Music of Phish - Compositional Approaches

Compositional Approaches

Trey Anastasio has credited Vermont-based art music composer, pianist, and teacher Ernie Stires for inspiring him in musical composition and arranging. Stires' music juxtaposes atonal melodies and harmonies against catchy swing rhythms. Stires' influence can be heard on The White Tape, The Man Who Stepped Into Yesterday, Junta, Lawn Boy and Rift.

Anastasio used techniques ranging from riff-based and/or verse-chorus songwriting to unusual chord progressions, modes, atonality, polyrhythm, irregular and compound meters, and polyphonic textures.

The Phish pieces written by Anastasio after the band had begun touring nationally on a full-time basis, as well his compositions for his past and current touring projects outside of Phish, have tended with few exceptions to focus on simpler, more direct songwriting than many of the more involved works of earlier years. Accordingly, dynamic, large-scale improvisation became more of a driving force than detailed composition in the band's final decade.

Anastasio has said that this shift was at least partially due to time constraints imposed by Phish's increasing fame, family responsibilities of the members, and other considerations. As a band of carefree college students, Phish was able to spend vastly more time writing and rehearsing challenging material.

Many of the tracks on the early Junta, as well as some other material from roughly the same period (1985-1990), were notated wholly or partially in full score by Anastasio and were learned by the band in this manner; all four members are experienced at reading notation. This contrasts starkly with their later practice of making demo tapes of original compositions, some of which were later released for sale, from which the band would then aurally pick up and develop selected material.

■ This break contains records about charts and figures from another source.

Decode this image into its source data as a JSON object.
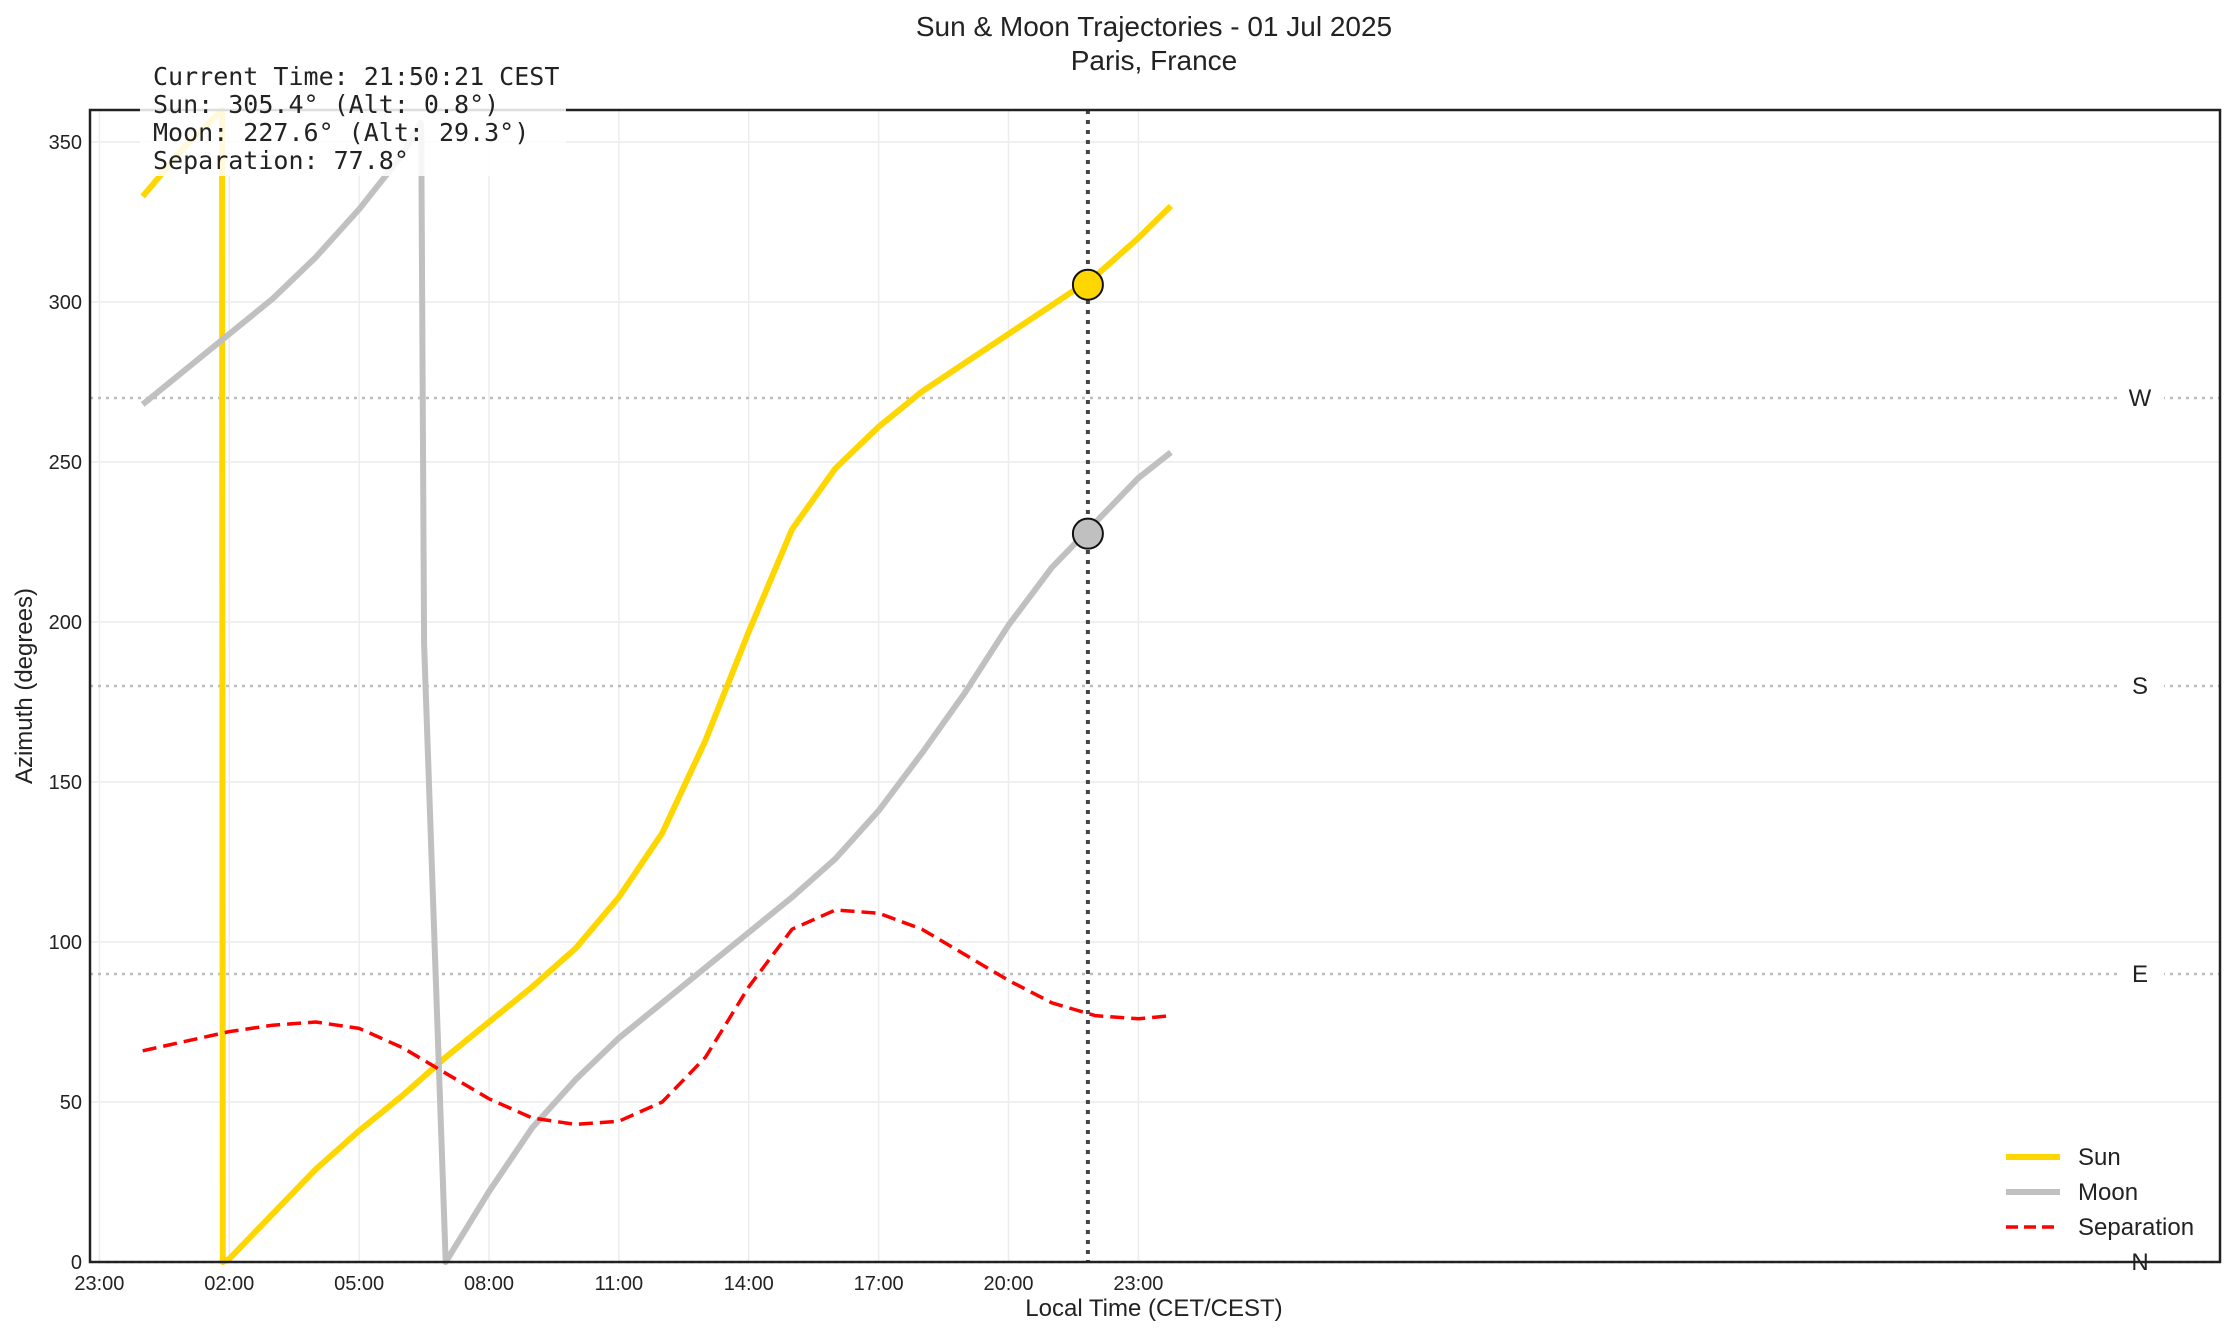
{
  "chart_data": {
    "type": "line",
    "title": "Sun & Moon Trajectories - 01 Jul 2025",
    "subtitle": "Paris, France",
    "xlabel": "Local Time (CET/CEST)",
    "ylabel": "Azimuth (degrees)",
    "xlim": [
      "22:47",
      "23:59 (+1)"
    ],
    "ylim": [
      0,
      360
    ],
    "x_ticks": [
      "23:00",
      "02:00",
      "05:00",
      "08:00",
      "11:00",
      "14:00",
      "17:00",
      "20:00",
      "23:00"
    ],
    "y_ticks": [
      0,
      50,
      100,
      150,
      200,
      250,
      300,
      350
    ],
    "grid": true,
    "legend_position": "lower-right",
    "compass_lines": [
      {
        "label": "N",
        "azimuth": 0
      },
      {
        "label": "E",
        "azimuth": 90
      },
      {
        "label": "S",
        "azimuth": 180
      },
      {
        "label": "W",
        "azimuth": 270
      }
    ],
    "current_time": "21:50",
    "series": [
      {
        "name": "Sun",
        "color": "#FFD700",
        "style": "solid",
        "x": [
          "00:00",
          "01:00",
          "01:50",
          "01:51",
          "02:00",
          "03:00",
          "04:00",
          "05:00",
          "06:00",
          "07:00",
          "08:00",
          "09:00",
          "10:00",
          "11:00",
          "12:00",
          "13:00",
          "14:00",
          "15:00",
          "16:00",
          "17:00",
          "18:00",
          "19:00",
          "20:00",
          "21:00",
          "22:00",
          "23:00",
          "23:45"
        ],
        "values": [
          333,
          349,
          360,
          0,
          1,
          15,
          29,
          41,
          52,
          64,
          75,
          86,
          98,
          114,
          134,
          163,
          197,
          229,
          248,
          261,
          272,
          281,
          290,
          299,
          308,
          320,
          330
        ],
        "marker": {
          "x": "21:50",
          "y": 305.4
        }
      },
      {
        "name": "Moon",
        "color": "#C0C0C0",
        "style": "solid",
        "x": [
          "00:00",
          "01:00",
          "02:00",
          "03:00",
          "04:00",
          "05:00",
          "06:00",
          "06:25",
          "06:26",
          "06:30",
          "07:00",
          "08:00",
          "09:00",
          "10:00",
          "11:00",
          "12:00",
          "13:00",
          "14:00",
          "15:00",
          "16:00",
          "17:00",
          "18:00",
          "19:00",
          "20:00",
          "21:00",
          "22:00",
          "23:00",
          "23:45"
        ],
        "values": [
          268,
          279,
          290,
          301,
          314,
          329,
          346,
          356,
          355,
          193,
          0,
          22,
          42,
          57,
          70,
          81,
          92,
          103,
          114,
          126,
          141,
          159,
          178,
          199,
          217,
          231,
          245,
          253
        ],
        "marker": {
          "x": "21:50",
          "y": 227.6
        }
      },
      {
        "name": "Separation",
        "color": "#FF0000",
        "style": "dashed",
        "x": [
          "00:00",
          "01:00",
          "02:00",
          "03:00",
          "04:00",
          "05:00",
          "06:00",
          "07:00",
          "08:00",
          "09:00",
          "10:00",
          "11:00",
          "12:00",
          "13:00",
          "14:00",
          "15:00",
          "16:00",
          "17:00",
          "18:00",
          "19:00",
          "20:00",
          "21:00",
          "22:00",
          "23:00",
          "23:45"
        ],
        "values": [
          66,
          69,
          72,
          74,
          75,
          73,
          67,
          59,
          51,
          45,
          43,
          44,
          50,
          64,
          86,
          104,
          110,
          109,
          104,
          96,
          88,
          81,
          77,
          76,
          77
        ]
      }
    ],
    "info_box": {
      "line1": "Current Time: 21:50:21 CEST",
      "line2": "Sun: 305.4° (Alt: 0.8°)",
      "line3": "Moon: 227.6° (Alt: 29.3°)",
      "line4": "Separation: 77.8°"
    },
    "legend": [
      "Sun",
      "Moon",
      "Separation"
    ]
  }
}
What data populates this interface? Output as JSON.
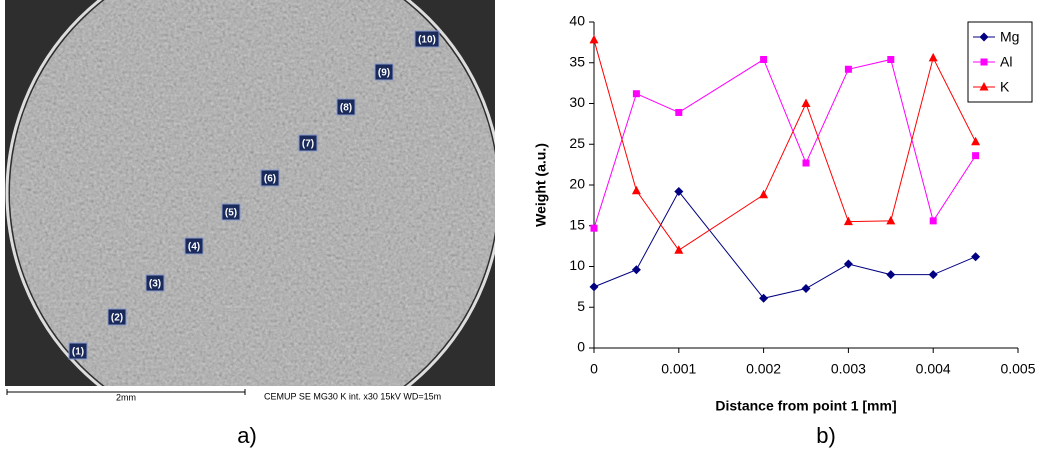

Sometimes several compositional forms and elements were blended into a single piece of music, with the end result rarely coming off as overly cerebral because of the collective musicianship of the bandsmen and because of the innate "groove" of much of the music. This aesthetic reflects Phish's taste for danceable music with intellectual and artistic depth. Anastasio, in particular, has spoken of his lifelong attraction to music that can be richly appreciated in both the intellectual and the corporeal planes of experience. Phish and other jam bands have always striven to bring the best of both worlds to their fans.